High sensitivity cavity ring down spectroscopy of the 3ν1+3ν2+ν3 band of NO2 near 7587 cm−1

- First detection and analysis of the 3ν1+3ν2+ν3 band of NO2 near 7587 cm−1.
- 414 lines were assigned with rotational quantum numbers N and Ka up to 32 and 6.
- Effective Hamiltonian modeling.
- Coriolis resonance coupling with three dark states: (350), (062) and (312).
- The 3ν1+3ν2+ν3 band is the weakest NO2 band rovibrationnally assigned so far.

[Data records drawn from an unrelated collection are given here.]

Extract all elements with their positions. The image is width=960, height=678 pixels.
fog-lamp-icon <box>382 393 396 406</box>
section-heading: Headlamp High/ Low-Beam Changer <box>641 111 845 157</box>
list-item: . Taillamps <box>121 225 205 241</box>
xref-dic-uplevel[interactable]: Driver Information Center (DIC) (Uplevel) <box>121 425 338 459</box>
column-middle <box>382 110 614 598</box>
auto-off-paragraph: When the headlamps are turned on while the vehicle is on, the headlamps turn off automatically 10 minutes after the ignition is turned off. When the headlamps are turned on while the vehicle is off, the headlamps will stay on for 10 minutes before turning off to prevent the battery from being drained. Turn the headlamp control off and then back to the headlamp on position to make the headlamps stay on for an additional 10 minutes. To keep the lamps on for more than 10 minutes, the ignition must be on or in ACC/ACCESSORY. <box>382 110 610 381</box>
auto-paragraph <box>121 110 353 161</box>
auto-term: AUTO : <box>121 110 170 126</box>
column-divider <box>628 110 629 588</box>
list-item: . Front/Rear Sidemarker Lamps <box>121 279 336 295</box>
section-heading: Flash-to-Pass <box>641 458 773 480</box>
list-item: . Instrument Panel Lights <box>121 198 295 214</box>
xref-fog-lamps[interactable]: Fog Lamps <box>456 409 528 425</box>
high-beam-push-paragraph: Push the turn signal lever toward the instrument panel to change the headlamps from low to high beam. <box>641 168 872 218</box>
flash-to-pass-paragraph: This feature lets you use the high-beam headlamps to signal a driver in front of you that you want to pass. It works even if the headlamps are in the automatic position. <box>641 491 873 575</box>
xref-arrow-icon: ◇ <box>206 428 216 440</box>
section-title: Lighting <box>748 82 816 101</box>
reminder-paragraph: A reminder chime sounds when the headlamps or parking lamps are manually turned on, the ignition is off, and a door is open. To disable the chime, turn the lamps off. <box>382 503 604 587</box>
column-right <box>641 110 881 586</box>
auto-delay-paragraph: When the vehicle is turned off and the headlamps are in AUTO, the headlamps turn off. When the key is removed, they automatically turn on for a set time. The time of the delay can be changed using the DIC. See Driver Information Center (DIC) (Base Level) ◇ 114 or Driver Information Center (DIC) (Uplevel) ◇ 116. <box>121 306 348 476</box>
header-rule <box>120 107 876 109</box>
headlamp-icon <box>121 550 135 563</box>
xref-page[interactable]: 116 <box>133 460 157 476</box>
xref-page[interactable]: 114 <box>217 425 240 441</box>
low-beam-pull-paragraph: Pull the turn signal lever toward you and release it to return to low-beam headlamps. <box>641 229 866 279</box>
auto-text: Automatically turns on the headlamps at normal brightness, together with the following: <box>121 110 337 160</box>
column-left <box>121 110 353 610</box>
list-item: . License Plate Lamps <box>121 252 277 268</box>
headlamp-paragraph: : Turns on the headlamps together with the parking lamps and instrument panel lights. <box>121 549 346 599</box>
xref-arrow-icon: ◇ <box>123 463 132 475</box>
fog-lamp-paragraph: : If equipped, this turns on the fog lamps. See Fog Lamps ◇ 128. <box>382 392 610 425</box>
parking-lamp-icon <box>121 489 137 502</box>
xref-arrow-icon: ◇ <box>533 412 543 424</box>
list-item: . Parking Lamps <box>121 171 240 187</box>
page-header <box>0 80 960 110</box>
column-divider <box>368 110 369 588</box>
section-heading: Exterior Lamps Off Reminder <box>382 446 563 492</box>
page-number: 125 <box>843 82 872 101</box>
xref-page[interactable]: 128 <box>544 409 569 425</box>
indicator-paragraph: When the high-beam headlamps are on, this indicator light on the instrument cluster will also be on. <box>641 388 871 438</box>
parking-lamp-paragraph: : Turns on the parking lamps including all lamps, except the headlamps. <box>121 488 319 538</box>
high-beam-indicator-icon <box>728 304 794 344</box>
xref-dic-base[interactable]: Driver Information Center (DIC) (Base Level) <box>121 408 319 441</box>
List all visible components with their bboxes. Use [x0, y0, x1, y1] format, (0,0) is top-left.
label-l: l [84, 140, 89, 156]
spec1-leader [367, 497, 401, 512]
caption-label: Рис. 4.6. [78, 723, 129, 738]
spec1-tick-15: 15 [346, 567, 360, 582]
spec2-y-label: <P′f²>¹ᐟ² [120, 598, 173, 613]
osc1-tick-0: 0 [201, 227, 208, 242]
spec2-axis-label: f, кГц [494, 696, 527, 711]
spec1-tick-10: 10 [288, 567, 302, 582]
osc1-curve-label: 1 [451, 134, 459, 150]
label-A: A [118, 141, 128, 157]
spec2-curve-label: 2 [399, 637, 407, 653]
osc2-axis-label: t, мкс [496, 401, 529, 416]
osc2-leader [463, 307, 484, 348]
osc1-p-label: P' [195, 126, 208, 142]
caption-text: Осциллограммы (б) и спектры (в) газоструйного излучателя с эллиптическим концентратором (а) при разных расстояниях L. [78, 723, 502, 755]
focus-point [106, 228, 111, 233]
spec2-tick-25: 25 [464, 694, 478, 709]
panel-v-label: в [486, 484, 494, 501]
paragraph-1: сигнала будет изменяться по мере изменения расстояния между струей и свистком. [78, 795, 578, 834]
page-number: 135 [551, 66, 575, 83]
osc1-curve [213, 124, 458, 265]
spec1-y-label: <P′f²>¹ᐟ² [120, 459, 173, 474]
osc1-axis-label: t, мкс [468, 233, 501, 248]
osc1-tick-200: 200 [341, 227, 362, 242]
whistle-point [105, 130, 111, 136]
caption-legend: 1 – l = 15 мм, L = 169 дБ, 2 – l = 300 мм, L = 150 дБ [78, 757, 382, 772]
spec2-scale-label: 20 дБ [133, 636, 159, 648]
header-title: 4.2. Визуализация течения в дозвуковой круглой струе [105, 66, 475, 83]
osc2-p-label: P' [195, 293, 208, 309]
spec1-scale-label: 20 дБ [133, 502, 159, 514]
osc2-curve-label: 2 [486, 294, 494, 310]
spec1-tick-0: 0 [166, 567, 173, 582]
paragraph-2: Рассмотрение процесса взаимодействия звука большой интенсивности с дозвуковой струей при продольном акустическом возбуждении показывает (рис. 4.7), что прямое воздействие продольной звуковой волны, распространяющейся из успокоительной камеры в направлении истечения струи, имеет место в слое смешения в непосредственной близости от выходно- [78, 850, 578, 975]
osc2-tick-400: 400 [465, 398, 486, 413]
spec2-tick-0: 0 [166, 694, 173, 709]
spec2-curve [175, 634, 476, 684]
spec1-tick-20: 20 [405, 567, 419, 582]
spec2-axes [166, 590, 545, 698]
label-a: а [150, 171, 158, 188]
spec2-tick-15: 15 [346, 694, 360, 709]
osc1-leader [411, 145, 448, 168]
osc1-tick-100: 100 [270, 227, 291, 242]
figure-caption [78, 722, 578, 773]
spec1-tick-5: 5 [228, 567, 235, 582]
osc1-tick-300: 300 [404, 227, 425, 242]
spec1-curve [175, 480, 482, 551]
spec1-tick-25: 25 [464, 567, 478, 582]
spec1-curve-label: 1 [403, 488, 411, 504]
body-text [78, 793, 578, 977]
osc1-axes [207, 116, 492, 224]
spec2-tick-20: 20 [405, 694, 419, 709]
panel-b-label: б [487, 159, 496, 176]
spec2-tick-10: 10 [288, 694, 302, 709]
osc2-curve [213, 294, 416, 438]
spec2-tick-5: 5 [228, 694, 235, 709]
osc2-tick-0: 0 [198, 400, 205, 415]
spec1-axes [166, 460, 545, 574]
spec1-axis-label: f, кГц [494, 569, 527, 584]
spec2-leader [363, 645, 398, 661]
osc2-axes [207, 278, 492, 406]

The very weak 3ν1+3ν2+ν3 absorption band of the main isotopologue of nitrogen dioxide, 14N16O2, is investigated for the first time near 7587 cm−1. The absorption spectrum was recorded by high sensitivity Continuous Wave-Cavity Ring Down Spectroscopy with a noise equivalent absorption of αmin≈1×10−10 cm−1. 414 lines of the 3ν1+3ν2+ν3 band were assigned with rotational quantum numbers N and Ka as high as 32 and 6, respectively, what corresponds to 518 rotation-vibration transitions. The overall set of spin-rotation energy levels was modeled in the frame of the effective Hamiltonian approach and reproduced with an RMS of 6×10−3 cm−1 for the (obs.-calc.) deviations. The effective Hamiltonian includes interactions with three nearby dark states - (350), (062) and (312) - in Coriolis interaction with the (331) bright state. Using a selected set of experimental line intensities and the fitted values of the vibration-rotation Hamiltonian parameters, the principal parameter in the dipole moment operator expansion is determined for the 3ν1+3ν2+ν3 band. With maximum line intensity on the order of 2.5×10−27 cm/molecule at 296 K, the 3ν1+3ν2+ν3 band is the weakest band of the NO2 molecule rovibrationnally assigned so far.